Het Ras -
Rasstandaard (1)
F.C.I. Standaard No.
345, 09-08-2007, Groot Brittannië
Land van oorsprong: Groot Brittannië
Land van ontwikkeling: Australië
Publicatiedatum van de originele geldige standaard: 25-10-2000
Gebruikskenmerken:
Een goede werkende terriër met het vermogen om onder de
grond te gaan
Een
uitmuntende gezelschapshond
Klassificatie FCI:
Groep 3: Terriërs
Sectie 2: kleine Terriërs
Met
werkproef
BEKNOPTE GESCHIEDENIS:
De Jack Russell Terriër vindt zijn oorsprong in het Engeland van de
19de eeuw, dankzij de inspanningen van Dominee John Russell. Hij
ontwikkelde een stam Foxterriërs, die paste bij zijn behoefte aan
een hond die met de Foxhounds mee kon lopen en die onder de grond
kon gaan om de vos en ander schadelijk wild te "laten springen" uit
zijn hol. Er ontstonden twee variëteiten met fundamenteel
gelijkvormige standaarden, behalve in verschillen, voornamelijk in
hoogte en verhoudingen. De grotere, vierkantere hond is bekend als
de Parson Russell Terriër en de kleinere, iets langer gebouwde hond
is bekend als de Jack Russell Terriër.
ALGEMEEN VOORKOMEN:
Een sterke, actieve, lenige, werkende terriër met een geweldig
karakter en een flexibel lichaam van gemiddelde lengte. Zijn vlugge
bewegingen passen bij zijn levendige uitdrukking. De staart kan,
naar keuze, al dan niet gecoupeerd worden (noot van de redactie: dit
mag in Nederland niet meer) en de vacht mag gladharig,
ruwharig of "broken" zijn.
BELANGRIJKE LICHAAMSVERHOUDINGEN:
De gehele hond is langer dan hoog.
De lichaamsdiepte van schoft tot onderzijde van de borstkas behoort
gelijk te zijn aan de beenlengte van elleboog tot de grond.

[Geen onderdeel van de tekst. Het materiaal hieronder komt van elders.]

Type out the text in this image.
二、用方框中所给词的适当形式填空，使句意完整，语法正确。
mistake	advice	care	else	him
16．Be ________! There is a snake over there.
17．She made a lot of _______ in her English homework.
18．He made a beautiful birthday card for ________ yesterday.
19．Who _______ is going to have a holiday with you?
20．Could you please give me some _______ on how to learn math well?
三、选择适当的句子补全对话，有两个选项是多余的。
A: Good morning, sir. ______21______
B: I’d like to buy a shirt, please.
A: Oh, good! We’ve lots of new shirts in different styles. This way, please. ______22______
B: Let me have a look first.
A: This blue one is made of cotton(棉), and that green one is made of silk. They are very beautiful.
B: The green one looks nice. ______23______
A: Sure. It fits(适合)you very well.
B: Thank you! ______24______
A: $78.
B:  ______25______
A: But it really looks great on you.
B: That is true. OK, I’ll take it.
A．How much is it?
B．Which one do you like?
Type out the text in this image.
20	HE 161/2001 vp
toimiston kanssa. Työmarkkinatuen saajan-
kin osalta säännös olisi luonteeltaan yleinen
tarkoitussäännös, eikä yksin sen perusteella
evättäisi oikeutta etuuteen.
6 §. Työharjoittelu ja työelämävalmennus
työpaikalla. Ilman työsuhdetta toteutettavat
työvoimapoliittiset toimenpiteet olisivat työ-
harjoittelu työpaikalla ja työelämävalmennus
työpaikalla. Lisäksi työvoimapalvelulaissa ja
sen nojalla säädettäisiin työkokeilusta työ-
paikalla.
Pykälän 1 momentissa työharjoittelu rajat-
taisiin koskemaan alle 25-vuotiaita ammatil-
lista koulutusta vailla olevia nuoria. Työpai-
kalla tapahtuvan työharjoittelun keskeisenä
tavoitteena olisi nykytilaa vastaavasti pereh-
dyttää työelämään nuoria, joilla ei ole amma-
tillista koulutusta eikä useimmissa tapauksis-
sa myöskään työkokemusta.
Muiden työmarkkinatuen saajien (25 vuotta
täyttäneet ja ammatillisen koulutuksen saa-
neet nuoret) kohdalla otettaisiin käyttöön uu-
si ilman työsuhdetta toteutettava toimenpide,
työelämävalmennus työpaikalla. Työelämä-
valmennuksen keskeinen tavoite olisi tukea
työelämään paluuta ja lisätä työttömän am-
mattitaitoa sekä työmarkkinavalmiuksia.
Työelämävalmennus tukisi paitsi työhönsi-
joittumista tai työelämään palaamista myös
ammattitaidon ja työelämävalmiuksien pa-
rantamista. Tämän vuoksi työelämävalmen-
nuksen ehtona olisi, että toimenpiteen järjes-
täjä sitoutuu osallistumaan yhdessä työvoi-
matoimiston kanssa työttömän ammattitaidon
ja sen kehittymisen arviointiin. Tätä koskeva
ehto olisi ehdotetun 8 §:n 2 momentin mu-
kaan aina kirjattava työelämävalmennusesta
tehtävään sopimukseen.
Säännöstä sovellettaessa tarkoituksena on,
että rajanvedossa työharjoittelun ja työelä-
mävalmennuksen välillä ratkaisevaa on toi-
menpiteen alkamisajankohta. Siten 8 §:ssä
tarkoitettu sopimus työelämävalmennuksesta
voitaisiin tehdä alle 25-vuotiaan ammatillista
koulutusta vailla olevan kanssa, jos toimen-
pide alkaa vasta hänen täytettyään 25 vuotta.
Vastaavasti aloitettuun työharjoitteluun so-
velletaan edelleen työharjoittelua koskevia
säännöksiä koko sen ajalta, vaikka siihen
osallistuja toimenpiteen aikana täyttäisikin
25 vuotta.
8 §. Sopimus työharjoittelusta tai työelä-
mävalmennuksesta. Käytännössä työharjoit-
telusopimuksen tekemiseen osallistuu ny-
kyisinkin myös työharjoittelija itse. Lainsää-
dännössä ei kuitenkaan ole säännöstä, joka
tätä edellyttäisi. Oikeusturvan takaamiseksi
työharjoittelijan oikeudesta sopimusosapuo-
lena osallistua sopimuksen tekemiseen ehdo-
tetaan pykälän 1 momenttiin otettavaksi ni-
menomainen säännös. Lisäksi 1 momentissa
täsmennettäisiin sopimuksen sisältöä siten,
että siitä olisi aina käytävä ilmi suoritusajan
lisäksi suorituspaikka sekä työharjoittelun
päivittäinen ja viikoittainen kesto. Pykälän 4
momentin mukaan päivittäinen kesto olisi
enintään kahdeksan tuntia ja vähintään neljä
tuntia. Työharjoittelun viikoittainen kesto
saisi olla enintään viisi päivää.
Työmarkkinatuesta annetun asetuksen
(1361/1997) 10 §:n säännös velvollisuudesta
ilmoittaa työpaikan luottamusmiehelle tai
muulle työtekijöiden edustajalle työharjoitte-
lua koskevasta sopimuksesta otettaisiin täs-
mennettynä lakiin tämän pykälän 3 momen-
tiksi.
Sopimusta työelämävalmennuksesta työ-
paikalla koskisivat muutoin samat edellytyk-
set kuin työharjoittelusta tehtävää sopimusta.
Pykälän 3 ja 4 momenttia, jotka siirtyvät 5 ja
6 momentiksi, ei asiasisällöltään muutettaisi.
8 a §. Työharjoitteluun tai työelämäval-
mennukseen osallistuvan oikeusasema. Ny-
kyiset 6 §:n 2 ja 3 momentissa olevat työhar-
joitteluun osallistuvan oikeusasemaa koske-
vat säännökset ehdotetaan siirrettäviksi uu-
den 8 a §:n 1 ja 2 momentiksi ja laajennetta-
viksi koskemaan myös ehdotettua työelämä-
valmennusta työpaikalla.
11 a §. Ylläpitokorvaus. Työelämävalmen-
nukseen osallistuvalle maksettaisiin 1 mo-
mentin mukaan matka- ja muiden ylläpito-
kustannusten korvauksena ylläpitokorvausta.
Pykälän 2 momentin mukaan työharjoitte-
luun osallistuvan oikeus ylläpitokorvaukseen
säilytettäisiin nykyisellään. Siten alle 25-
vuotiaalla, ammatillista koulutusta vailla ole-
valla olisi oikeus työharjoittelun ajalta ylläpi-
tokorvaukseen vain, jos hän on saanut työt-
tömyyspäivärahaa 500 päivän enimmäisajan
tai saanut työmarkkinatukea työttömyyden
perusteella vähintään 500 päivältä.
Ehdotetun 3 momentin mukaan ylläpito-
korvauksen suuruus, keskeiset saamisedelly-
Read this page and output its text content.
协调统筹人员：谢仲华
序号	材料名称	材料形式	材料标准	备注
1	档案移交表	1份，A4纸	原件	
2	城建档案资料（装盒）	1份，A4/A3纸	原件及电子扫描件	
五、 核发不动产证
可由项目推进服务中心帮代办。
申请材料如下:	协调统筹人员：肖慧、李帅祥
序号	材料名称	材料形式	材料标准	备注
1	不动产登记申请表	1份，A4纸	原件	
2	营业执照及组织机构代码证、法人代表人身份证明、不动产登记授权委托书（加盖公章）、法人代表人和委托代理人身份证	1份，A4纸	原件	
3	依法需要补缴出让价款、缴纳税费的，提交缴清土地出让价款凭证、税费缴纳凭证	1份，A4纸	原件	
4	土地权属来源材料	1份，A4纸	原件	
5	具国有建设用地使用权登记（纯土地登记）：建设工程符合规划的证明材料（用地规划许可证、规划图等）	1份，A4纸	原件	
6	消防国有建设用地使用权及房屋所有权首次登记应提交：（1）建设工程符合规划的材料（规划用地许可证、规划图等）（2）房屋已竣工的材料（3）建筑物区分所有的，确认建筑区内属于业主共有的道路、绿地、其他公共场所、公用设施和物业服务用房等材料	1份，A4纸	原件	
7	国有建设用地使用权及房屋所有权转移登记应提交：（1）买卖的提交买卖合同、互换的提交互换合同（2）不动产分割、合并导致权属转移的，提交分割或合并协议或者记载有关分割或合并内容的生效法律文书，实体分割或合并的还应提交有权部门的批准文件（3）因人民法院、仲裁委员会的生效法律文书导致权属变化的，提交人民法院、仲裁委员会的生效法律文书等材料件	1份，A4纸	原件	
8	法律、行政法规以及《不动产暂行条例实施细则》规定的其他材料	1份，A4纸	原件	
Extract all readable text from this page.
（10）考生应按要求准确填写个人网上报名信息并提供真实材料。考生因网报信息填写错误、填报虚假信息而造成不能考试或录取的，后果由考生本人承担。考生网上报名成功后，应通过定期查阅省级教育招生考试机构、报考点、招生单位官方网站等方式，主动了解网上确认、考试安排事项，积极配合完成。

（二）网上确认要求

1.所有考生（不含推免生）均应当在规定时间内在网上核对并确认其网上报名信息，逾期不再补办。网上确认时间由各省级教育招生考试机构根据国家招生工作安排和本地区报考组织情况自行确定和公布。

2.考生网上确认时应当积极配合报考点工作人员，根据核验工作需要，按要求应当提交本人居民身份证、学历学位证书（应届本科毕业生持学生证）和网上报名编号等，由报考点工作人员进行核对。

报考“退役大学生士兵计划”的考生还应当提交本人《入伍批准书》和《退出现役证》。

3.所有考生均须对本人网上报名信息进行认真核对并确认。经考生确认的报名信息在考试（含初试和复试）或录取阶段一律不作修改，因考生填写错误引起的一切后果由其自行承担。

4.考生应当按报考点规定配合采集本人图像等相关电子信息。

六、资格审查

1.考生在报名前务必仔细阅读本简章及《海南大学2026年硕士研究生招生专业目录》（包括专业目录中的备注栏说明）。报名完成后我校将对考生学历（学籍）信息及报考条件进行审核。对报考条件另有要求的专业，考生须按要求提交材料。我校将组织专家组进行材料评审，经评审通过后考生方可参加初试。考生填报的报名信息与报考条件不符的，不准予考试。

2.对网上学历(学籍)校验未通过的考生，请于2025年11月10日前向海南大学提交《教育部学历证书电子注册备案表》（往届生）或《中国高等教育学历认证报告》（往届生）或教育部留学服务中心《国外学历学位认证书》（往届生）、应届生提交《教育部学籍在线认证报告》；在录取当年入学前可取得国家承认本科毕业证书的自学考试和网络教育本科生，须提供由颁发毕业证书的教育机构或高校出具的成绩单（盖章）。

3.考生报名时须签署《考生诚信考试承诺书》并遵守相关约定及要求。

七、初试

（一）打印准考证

De omvang van het lichaam achter de ellebogen behoort ongeveer 40-43
cm te zijn.
GEDRAG/TEMPERAMENT:
Een levendige, alerte en actieve terriër met een levendige,
intelligente uitdrukking. Moedig en onbevreesd, vriendelijk maar
zelfverzekerd.
HOOFD:
SCHEDELGEDEELTE:
Schedel : De schedel behoort vlak te zijn en van een gemiddelde
breedte, die geleidelijk smaller wordt naar de ogen en toeloopt in
een brede voorsnuit.
Stop : Duidelijk gedefinieerde stop, die niet te uitgesproken mag
zijn.
AANGEZICHTSGEDEELTE :
Neus : Zwart
Voorsnuit : De lengte van de stop tot de neus behoort iets korter te
zijn, dan de lengte van de stop tot de achterhoofdsknobbel.